Julie Strauss-Gabel has been promoted to vp and publisher of Dutton Children’s Books. The unit will publish 10 to 15 titles a year as “a boutique middle grade and young adult imprint with a focus on titles of exceptional literary quality and strong commercial appeal.” Penguin Children’s president Don Weisberg says that Strauss-Gabel will be taking Dutton Children’s “gracefully into the future and I am excited to see her take on this new role at Penguin.”
The move allows Lauri Hornik to return to a sole focus on Dial, where she remains publisher and president.
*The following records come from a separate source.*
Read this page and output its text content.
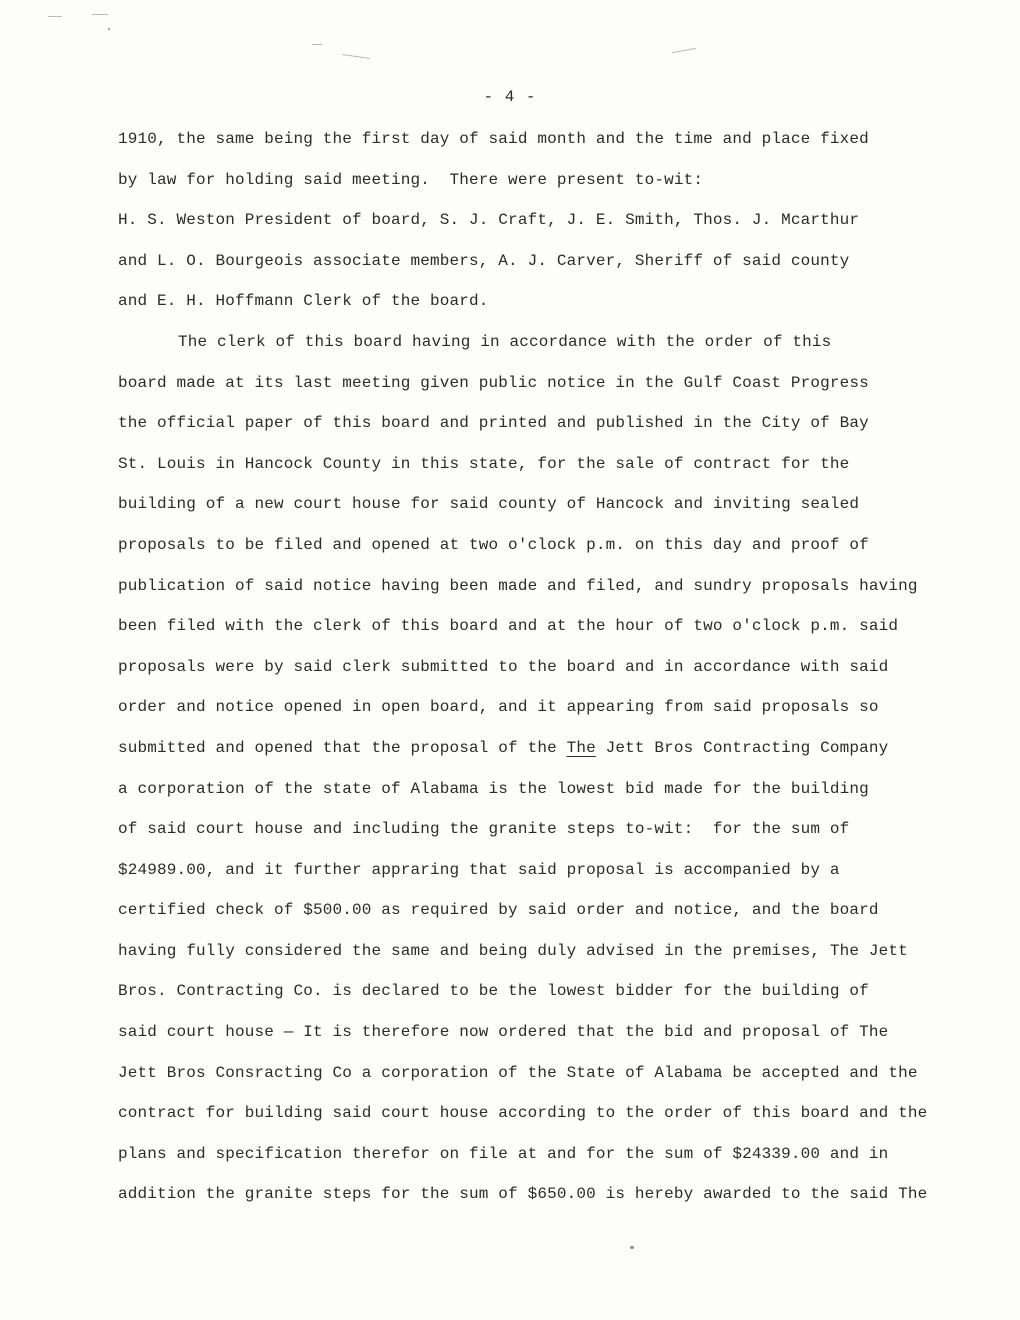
- 4 -
1910, the same being the first day of said month and the time and place fixed
by law for holding said meeting.  There were present to-wit:
H. S. Weston President of board, S. J. Craft, J. E. Smith, Thos. J. Mcarthur
and L. O. Bourgeois associate members, A. J. Carver, Sheriff of said county
and E. H. Hoffmann Clerk of the board.
The clerk of this board having in accordance with the order of this
board made at its last meeting given public notice in the Gulf Coast Progress
the official paper of this board and printed and published in the City of Bay
St. Louis in Hancock County in this state, for the sale of contract for the
building of a new court house for said county of Hancock and inviting sealed
proposals to be filed and opened at two o'clock p.m. on this day and proof of
publication of said notice having been made and filed, and sundry proposals having
been filed with the clerk of this board and at the hour of two o'clock p.m. said
proposals were by said clerk submitted to the board and in accordance with said
order and notice opened in open board, and it appearing from said proposals so
submitted and opened that the proposal of the The Jett Bros Contracting Company
a corporation of the state of Alabama is the lowest bid made for the building
of said court house and including the granite steps to-wit:  for the sum of
$24989.00, and it further apprаring that said proposal is accompanied by a
certified check of $500.00 as required by said order and notice, and the board
having fully considered the same and being duly advised in the premises, The Jett
Bros. Contracting Co. is declared to be the lowest bidder for the building of
said court house — It is therefore now ordered that the bid and proposal of The
Jett Bros Consracting Co a corporation of the State of Alabama be accepted and the
contract for building said court house according to the order of this board and the
plans and specification therefor on file at and for the sum of $24339.00 and in
addition the granite steps for the sum of $650.00 is hereby awarded to the said The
Dial will expand from 50 titles a year to 75, “including a number of authors and illustrators who had previously been published under the Dutton imprint.”
David Moldawer has joined McGraw-Hill Professional as a senior editor, acquiring broadly in the business category, except for personal finance and investing. Previously he was at Portfolio.
Writers House junior agent Stephen Barr is the focus of an NYT “entry level” profile.
Recent National Book Award winner for JUST KIDS Patti Smith tells the Guardian she is 68 percent of the way through a “detective story” set in London. Smith says she has been working on the novel for two years.
If you were wondering who might be the anonymous author of Simon & Schuster’s hypothetical campaign novel O, Time makes a convincing case that it’s Mark Salter. (Among other things, as the co-author of John McCain’s book Salter has worked with Jon Karp for a long time.) The magazine says the credit has been “confirmed by sources,” and also notes that “there is a story early in the book based on a real-life tale that would have been known only to a McCain campaign insider such as Salter.”